What do you need to do now?

  1. You should review the various international data transfers being made by your organisation.
  2. In respect of data being transferred to a country on the adequacy list, or if partial adequacy applies, no further action is required.
  3. Where adequacy decisions do not apply, you should review the contractual arrangements with data importers. If you are still using the old EU SCCs you will need to replace them with the IDTA or the UK SCCs. Whether you select the IDTA or UK SCCs may depend on whether your organisation is subject only to UK GDPR or is also subject to EU GDPR, in the latter case, using UK SCCs rather than IDTA may be more practical.
  4. You should also check that your privacy notices and policies to ensure refer to UK GDPR and the IDTA or UK SCCs rather than the EU GDPR and the old EU SCCs.
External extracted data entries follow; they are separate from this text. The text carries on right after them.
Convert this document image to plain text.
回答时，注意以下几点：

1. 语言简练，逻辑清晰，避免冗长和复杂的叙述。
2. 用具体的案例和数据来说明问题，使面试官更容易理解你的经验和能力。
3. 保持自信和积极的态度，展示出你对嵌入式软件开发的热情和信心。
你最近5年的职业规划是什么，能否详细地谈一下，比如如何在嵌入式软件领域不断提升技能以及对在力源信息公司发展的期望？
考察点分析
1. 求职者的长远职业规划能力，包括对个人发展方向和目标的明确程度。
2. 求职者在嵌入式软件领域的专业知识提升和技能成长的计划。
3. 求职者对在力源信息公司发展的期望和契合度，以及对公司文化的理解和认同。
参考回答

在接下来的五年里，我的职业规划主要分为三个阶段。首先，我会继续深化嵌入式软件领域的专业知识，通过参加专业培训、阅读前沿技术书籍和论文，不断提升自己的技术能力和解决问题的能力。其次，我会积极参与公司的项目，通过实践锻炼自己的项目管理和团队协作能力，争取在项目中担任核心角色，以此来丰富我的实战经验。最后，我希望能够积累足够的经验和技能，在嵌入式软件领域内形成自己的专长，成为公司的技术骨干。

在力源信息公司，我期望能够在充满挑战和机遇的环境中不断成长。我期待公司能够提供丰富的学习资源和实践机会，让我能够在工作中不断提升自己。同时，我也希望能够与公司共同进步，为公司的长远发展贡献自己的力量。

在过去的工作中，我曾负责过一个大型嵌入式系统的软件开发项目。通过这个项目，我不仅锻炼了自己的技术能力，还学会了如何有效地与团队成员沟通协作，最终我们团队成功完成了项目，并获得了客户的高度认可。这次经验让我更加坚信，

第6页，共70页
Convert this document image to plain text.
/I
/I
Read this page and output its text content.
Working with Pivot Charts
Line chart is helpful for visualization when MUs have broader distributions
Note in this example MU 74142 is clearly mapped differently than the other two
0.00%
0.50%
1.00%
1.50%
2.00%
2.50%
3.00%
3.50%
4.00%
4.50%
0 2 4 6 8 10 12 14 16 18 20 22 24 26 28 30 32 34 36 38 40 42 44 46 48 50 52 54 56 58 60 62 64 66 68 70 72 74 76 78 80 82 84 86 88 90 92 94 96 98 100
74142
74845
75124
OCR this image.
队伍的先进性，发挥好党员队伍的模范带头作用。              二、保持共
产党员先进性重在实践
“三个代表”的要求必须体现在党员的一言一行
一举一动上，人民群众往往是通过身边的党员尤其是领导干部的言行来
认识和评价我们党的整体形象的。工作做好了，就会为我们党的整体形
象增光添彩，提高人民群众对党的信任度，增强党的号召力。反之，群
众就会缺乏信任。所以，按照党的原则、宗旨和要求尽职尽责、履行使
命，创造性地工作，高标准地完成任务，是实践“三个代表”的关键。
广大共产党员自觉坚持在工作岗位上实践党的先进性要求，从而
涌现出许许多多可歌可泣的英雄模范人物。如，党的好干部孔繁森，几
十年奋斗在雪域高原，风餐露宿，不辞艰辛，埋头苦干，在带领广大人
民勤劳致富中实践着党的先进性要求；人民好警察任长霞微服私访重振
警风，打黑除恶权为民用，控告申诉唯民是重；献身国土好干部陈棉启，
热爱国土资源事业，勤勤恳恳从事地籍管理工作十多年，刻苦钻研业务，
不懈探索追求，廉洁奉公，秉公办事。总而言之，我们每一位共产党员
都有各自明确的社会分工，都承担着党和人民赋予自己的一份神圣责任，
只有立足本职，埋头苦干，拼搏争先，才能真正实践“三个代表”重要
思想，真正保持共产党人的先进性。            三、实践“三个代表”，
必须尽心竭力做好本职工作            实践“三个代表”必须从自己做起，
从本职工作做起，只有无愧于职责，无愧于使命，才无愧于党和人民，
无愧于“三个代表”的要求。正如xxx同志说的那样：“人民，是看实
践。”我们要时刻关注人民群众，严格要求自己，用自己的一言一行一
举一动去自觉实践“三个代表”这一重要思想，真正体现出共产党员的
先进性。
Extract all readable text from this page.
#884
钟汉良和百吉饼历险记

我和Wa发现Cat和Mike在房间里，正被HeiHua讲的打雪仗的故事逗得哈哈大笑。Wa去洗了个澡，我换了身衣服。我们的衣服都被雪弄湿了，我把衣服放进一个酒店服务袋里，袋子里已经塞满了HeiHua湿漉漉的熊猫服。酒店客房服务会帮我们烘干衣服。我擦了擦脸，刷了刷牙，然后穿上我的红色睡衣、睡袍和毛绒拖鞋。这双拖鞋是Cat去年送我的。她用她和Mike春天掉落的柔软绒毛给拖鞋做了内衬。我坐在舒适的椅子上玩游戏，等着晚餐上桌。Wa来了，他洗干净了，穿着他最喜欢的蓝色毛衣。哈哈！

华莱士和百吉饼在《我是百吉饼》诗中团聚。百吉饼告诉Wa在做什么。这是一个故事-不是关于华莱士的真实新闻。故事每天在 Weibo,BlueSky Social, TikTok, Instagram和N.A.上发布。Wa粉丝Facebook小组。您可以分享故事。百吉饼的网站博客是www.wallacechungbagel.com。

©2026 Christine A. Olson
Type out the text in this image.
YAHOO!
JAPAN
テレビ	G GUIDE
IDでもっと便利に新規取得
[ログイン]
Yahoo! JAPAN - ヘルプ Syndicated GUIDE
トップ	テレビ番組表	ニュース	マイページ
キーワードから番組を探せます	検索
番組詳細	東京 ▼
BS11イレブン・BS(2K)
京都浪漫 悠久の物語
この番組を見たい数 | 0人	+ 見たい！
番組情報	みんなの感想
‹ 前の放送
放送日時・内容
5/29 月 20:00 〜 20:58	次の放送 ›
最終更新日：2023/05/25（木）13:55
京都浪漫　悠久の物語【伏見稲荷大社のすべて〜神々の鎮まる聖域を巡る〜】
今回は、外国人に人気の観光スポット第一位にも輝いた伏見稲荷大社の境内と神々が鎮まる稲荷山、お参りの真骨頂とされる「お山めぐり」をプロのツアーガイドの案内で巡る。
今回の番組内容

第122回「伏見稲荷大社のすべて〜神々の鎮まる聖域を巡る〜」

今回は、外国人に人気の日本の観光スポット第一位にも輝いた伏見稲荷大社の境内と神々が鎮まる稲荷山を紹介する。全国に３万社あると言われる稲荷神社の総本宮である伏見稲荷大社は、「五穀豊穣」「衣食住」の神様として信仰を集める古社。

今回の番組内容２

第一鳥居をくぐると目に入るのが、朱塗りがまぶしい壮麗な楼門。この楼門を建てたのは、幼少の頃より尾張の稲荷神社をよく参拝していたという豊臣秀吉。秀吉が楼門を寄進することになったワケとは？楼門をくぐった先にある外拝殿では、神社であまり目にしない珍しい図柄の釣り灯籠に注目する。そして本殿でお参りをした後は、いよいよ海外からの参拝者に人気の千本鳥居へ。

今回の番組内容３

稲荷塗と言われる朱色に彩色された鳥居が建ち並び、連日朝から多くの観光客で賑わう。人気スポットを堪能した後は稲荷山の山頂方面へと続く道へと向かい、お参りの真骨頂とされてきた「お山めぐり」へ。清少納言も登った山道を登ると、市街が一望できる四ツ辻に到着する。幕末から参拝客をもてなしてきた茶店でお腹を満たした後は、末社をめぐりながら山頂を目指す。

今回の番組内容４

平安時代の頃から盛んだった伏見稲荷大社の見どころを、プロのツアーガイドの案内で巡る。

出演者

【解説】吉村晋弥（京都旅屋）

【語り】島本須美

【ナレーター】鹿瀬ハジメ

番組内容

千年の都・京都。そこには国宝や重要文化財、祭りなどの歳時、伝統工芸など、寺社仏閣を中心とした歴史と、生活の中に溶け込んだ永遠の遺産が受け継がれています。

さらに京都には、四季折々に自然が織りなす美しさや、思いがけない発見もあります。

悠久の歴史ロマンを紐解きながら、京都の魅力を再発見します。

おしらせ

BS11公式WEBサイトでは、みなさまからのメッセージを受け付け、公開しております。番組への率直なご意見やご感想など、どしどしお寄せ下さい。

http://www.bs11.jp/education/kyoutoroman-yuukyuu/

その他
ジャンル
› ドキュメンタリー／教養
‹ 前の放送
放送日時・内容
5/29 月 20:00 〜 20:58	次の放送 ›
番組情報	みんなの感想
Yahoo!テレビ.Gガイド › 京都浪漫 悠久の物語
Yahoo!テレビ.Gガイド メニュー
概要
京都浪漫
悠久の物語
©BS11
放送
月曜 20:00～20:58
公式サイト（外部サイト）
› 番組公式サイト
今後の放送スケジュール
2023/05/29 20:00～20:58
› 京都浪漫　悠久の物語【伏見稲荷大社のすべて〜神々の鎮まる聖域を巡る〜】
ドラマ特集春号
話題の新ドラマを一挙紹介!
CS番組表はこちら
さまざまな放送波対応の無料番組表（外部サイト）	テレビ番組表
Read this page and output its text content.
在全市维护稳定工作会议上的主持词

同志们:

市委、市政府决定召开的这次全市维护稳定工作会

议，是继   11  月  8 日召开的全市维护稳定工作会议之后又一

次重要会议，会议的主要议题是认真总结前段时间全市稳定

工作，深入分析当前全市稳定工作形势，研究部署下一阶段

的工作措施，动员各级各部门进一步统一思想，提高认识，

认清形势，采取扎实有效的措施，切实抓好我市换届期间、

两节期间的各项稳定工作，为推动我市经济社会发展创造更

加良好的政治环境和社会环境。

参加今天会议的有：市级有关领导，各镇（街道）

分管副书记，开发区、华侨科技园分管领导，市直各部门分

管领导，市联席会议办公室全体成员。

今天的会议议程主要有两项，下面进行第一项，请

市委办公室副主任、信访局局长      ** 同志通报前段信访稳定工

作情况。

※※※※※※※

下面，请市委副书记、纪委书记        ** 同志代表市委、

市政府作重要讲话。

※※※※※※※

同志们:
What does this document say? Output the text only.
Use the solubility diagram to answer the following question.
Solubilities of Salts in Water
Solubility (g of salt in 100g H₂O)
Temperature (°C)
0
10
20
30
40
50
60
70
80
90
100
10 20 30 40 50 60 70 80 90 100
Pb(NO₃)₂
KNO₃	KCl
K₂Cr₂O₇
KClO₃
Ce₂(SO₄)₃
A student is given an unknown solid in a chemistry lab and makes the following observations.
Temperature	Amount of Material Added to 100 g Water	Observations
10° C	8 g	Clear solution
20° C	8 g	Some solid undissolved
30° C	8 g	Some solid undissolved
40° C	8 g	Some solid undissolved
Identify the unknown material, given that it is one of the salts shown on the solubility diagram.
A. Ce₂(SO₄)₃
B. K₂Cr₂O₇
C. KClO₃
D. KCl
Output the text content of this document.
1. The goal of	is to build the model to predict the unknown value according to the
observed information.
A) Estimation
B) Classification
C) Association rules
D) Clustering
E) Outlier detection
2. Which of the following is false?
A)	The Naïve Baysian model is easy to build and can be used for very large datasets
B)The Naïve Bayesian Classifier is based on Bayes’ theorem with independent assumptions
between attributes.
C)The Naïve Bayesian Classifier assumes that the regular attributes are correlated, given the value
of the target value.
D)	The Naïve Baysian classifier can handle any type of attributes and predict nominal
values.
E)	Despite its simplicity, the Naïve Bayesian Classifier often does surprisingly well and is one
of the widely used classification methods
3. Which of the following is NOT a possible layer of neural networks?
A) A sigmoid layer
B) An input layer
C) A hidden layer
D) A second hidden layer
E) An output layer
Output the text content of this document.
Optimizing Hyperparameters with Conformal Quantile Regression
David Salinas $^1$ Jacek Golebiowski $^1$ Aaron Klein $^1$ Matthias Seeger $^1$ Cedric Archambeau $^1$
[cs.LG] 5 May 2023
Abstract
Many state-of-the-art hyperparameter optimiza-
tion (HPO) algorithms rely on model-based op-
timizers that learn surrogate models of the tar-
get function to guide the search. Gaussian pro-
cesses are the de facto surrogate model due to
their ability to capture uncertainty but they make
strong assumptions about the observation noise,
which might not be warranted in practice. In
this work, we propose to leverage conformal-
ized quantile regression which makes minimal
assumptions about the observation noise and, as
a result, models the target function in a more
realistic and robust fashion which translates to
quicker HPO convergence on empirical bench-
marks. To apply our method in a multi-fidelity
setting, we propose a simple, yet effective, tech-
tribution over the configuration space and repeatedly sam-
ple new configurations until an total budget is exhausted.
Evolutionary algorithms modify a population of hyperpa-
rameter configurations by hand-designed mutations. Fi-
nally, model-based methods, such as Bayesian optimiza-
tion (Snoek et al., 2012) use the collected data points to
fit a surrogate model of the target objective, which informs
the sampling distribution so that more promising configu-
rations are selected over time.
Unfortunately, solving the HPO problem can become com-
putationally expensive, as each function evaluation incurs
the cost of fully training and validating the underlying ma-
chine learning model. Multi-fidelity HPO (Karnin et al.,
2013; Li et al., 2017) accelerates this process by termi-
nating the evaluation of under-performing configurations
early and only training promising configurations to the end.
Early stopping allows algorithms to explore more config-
In practice and due to increased awareness of UK GDPR data export requirements among the larger international data importers, it is unlikely that there will be a substantial number of arrangements to be replaced. That said, it is a timely reminder of the need for data exporters to undertake regular international data transfer risk assessments and ensure that their international data transfer arrangements, privacy notices, policies and procedures keep pace with developments in the law and technology.

For further information please contact Anne Todd or Emily Aggett in our Data Protection & Privacy Team.

[1] A data processing agreement is still required between the controller and processor in the usual way.

[2] At the time of writing: Andorra, Argentina, Faroe Islands, Guernsey, Isle of Man, Israel, Jersey, New Zealand, Switzerland and Uruguay.